Slavoj Zizek su The Hurt Locker: come Hollywood nasconde le atrocità della guerra.

Slavoj Zizek, filosofo e psicanalista sloveno, profondo conoscitore ed interprete del pensiero di Lacan ed Heidegger, nonchè della Scuola di Francoforte, ha spesso messo al centro della sua riflessione il cinema e la letteratura popolari, come chiavi interpretative privilegiate, per comprendere la realtà.

I suoi scritti, frutto di una personalità poliedrica e di una non comune capacità critica, affrontano senza timori le contraddizioni della nostra condizione contemporanea, confrontandosi in un dialogo continuo con molti filosofi postmoderni francesi e americani, mentre il suo interesse storico è sempre stato limitato agli anni compresi tra l’affermarsi della filosofia critica kantiana e la dialettica hegeliana.

Questa volta, per In these times, Zizek ha deciso di occuparsi dell’immagine della guerra, propagandata da The Hurt Locker e da Lebanon, due film controversi, eppure capaci di imporsi agli Oscar come alla Mostra di Venezia.

When Kathryn Bigelow’s The Hurt Locker won all the big Oscars over James Cameron’s Avatar, the victory was perceived as a good sign of the state of things in Hollywood: A modest production meant for independent festivals clearly overran a superproduction whose technical brilliance cannot cover up the flat simplicity of its story… 

Maybe—but that’s a big maybe.

For all its mystifications, Avatar clearly sides with those who oppose the global Military-Industrial Complex, portraying the superpower army as a force of brutal destruction serving big corporate interests. The Hurt Locker, on the other hand, presents the U.S. Army in a way that is much more finely attuned to its own public image in our time of humanitarian interventions and militaristic pacifism.

The film largely ignores the big debate about the U.S. military intervention in Iraq, and instead focuses on the daily ordeals of ordinary soldiers who are forced to deal with danger and destruction…

This choice is deeply symptomatic: Although soldiers, they do not kill, but daily risk their lives dismantling terrorist bombs that are destined to kill civilians.

Non solo, ma Zizek ritiene che The Hurt Locker introduca nel panorama hollywoodiano un virus già diffusosi nelle più recenti produzioni israeliane sulla guerra del Libano.

But there is more to the film. The Hurt Locker brought to Hollywood the trend that accounts for the success of two recent Israeli films about the 1982 Lebanon war…

Maoz said his film is not a condemnation of Israel’s policies, but a personal account of what he went through…

This is ideology at its purest: The re-focus on the perpetrator’s traumatic experience enables us to obliterate the entire ethico-political background of the conflict: What was the Israeli army doing deep in Lebanon? Such a “humanization” thus serves to obfuscate the key point: the need for a ruthless analysis of what we are doing in our political-military activity and what is at stake. Our political-military struggles are not an opaque history that brutally disrupts our intimate personal lives—they are something in which we fully participate.

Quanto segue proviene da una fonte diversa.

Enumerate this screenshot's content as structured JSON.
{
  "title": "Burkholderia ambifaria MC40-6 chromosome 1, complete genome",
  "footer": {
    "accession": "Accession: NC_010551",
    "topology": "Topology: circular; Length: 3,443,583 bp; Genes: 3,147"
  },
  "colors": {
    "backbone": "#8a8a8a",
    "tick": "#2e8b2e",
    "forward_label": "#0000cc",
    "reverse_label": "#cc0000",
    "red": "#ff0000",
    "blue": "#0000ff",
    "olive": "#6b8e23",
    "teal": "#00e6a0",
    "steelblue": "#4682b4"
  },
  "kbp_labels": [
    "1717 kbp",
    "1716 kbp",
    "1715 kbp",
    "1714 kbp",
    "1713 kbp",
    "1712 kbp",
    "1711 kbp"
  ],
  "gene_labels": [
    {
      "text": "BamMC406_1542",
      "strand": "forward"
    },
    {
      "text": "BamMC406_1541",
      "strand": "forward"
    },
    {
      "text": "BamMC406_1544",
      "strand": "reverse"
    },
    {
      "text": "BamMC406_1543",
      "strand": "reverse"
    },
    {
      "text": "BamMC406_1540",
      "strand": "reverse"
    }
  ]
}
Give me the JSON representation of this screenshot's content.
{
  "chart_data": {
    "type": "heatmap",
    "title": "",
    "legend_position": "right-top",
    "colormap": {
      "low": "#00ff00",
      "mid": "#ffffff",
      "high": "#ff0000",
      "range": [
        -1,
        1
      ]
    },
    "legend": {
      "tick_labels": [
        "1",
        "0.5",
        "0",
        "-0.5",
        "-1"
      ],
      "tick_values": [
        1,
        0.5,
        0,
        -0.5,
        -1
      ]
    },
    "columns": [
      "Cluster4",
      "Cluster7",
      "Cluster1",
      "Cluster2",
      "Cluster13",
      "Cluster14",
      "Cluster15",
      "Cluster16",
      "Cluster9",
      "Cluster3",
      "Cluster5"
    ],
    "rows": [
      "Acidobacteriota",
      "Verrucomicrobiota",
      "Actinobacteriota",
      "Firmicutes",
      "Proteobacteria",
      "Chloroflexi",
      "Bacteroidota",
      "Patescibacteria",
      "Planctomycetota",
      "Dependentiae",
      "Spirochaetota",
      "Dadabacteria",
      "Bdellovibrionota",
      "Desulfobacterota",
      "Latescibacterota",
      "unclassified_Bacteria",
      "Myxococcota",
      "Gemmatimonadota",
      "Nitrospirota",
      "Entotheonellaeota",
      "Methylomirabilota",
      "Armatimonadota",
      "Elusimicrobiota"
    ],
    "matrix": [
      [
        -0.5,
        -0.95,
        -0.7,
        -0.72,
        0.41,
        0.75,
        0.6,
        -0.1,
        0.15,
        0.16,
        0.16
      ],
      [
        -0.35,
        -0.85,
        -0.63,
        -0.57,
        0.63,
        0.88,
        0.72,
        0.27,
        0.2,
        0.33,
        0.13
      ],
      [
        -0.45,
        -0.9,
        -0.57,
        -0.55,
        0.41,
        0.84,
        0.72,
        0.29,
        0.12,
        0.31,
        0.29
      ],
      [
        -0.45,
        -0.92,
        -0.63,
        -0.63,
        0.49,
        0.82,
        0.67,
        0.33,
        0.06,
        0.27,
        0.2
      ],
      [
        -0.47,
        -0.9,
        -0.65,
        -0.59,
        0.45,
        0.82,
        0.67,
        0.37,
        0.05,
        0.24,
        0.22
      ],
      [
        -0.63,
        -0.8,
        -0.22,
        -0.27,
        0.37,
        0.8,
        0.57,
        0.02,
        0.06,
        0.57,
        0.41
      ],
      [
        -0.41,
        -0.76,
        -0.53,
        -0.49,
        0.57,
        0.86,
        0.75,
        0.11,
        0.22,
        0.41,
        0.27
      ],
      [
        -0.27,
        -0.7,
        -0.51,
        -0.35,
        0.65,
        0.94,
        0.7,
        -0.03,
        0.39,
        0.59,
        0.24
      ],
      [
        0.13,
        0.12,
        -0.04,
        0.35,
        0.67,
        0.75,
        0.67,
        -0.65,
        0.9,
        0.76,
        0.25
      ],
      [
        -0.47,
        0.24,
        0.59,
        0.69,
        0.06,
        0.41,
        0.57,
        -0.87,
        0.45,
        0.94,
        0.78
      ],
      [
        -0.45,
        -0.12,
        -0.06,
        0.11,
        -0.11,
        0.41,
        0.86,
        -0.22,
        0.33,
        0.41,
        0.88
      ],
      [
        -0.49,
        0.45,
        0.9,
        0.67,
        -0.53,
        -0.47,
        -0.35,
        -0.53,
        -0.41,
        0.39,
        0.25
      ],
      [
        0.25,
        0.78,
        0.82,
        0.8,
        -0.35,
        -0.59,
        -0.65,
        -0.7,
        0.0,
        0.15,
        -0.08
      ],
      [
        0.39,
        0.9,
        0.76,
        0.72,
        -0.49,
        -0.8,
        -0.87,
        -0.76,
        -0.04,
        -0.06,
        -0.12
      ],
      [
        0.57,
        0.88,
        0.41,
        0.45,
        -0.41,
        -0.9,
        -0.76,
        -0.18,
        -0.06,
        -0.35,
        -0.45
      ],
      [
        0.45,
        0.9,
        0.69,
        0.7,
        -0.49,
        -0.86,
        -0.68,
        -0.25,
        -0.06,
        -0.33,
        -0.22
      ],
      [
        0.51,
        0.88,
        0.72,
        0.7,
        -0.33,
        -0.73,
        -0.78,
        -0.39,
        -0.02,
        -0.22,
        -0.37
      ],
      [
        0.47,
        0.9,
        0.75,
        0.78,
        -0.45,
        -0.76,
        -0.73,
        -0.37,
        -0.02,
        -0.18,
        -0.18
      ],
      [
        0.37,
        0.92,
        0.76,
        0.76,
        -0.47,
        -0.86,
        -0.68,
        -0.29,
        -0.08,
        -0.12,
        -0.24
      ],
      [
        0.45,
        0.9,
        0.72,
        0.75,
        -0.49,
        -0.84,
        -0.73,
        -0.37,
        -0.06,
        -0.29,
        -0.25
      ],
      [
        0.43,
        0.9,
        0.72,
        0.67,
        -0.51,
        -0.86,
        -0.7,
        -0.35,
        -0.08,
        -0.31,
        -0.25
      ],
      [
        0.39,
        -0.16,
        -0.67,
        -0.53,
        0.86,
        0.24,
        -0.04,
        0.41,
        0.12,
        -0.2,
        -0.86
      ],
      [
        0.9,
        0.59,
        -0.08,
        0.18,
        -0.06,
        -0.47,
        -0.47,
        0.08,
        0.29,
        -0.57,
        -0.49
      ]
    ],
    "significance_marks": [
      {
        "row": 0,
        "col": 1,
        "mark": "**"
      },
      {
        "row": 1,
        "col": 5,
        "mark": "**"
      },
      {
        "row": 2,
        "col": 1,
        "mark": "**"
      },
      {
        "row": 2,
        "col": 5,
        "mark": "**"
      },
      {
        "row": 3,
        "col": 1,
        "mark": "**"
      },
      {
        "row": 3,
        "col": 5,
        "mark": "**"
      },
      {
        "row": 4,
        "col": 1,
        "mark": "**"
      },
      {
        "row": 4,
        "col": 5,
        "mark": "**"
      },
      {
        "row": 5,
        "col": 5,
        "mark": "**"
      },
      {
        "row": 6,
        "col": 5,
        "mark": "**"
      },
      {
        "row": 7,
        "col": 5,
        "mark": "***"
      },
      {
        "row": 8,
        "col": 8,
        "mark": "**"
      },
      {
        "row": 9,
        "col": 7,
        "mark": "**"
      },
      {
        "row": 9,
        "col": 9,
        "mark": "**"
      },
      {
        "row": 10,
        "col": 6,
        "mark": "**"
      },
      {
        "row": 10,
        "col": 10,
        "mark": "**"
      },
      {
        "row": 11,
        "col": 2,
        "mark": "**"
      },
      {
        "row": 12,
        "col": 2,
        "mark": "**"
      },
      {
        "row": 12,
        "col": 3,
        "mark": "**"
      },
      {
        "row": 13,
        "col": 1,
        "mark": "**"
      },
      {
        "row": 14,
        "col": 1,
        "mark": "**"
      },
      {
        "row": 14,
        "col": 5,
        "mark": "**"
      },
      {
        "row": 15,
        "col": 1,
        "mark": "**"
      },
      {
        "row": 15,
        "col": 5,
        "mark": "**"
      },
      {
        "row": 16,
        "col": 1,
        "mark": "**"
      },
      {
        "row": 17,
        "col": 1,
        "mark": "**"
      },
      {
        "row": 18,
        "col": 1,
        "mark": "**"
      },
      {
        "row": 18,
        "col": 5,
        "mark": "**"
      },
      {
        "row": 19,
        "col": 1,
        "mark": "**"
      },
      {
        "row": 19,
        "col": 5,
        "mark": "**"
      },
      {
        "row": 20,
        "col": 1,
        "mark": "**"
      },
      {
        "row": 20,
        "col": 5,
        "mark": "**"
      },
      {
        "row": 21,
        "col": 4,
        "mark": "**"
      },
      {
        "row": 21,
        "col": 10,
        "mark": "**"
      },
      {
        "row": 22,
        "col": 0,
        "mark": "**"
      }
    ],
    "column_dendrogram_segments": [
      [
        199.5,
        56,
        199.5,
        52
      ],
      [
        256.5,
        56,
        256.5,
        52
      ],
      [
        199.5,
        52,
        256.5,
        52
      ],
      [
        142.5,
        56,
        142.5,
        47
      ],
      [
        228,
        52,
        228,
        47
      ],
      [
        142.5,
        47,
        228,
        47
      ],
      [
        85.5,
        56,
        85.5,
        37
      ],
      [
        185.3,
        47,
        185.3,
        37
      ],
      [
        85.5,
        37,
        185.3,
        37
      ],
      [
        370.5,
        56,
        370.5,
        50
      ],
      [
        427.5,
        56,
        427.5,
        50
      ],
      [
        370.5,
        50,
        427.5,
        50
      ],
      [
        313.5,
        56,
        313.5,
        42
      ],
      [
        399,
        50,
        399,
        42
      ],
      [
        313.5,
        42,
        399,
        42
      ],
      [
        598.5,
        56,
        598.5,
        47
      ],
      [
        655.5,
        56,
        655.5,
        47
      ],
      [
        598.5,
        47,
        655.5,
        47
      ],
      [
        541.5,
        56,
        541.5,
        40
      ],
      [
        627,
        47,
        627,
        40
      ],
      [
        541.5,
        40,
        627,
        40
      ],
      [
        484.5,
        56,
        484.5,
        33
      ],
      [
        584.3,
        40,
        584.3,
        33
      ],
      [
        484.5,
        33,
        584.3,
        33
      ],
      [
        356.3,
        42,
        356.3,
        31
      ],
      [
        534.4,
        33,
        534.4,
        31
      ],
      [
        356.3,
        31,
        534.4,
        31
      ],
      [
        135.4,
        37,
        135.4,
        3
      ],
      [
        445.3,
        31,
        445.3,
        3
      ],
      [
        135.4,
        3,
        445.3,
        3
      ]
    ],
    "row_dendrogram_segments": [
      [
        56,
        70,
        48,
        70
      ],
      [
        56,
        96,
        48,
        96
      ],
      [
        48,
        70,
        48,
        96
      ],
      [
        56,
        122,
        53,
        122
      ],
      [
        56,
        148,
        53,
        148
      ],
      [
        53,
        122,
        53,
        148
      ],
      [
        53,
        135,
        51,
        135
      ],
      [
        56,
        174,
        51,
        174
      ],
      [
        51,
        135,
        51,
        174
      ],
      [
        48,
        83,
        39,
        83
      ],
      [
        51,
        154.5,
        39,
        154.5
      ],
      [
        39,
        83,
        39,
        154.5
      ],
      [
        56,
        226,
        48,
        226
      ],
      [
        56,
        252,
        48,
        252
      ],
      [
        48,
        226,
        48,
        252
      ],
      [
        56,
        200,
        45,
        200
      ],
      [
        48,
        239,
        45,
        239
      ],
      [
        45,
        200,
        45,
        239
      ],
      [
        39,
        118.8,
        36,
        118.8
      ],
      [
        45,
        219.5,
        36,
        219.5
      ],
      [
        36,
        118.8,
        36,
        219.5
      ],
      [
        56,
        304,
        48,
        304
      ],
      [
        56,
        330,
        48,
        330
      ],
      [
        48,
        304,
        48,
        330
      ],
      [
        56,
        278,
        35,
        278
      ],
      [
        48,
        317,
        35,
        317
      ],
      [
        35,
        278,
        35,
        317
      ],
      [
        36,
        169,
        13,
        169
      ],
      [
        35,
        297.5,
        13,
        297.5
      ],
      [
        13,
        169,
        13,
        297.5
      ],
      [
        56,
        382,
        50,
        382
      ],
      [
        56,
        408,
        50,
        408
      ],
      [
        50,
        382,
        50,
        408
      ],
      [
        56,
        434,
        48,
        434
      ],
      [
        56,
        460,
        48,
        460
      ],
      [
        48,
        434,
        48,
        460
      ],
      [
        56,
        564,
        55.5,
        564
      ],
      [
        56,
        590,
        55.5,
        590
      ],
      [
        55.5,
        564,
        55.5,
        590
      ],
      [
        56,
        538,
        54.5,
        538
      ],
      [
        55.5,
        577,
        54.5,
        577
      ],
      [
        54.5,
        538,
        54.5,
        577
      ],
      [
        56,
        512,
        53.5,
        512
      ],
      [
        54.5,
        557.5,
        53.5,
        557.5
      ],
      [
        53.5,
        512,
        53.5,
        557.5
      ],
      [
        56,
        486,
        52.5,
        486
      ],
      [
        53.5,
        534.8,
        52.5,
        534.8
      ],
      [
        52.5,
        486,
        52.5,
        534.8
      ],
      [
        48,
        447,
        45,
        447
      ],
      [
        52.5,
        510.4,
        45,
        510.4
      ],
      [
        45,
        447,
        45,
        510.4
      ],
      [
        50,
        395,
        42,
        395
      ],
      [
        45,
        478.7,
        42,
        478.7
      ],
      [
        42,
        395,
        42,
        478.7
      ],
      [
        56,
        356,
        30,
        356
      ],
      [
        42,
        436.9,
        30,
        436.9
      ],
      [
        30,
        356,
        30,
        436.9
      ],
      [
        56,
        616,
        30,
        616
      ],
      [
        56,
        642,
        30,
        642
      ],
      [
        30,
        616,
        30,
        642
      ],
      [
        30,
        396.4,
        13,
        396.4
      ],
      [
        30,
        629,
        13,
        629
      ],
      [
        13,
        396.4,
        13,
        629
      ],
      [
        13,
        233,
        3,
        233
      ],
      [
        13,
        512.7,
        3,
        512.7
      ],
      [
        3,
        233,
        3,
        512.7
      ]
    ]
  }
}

Zizek chiarisce ancora più esplicitamente:

The notion that, in spite of political differences, we are all human beings with the same loves and worries, neutralizes the impact of what the soldier is effectively doing at that moment…

And this brings us back to The Hurt Locker. Its depiction of the daily horror and traumatic impact of serving in a war zone seems to put it miles apart from sentimental celebrations of the U.S. Army’s humanitarian role, like in John Wayne’s infamous Green Berets. However, we should always bear in mind that the terse-realistic presentation of the absurdities of war in The Hurt Locker obfuscates and thus renders acceptable the fact that its heroes are doing exactly the same job as the heroes of Green Berets. In its very invisibility, ideology is here, more than ever: We are there, with our boys, identifying with their fears and anguishes instead of questioning what they are doing at war in the first place.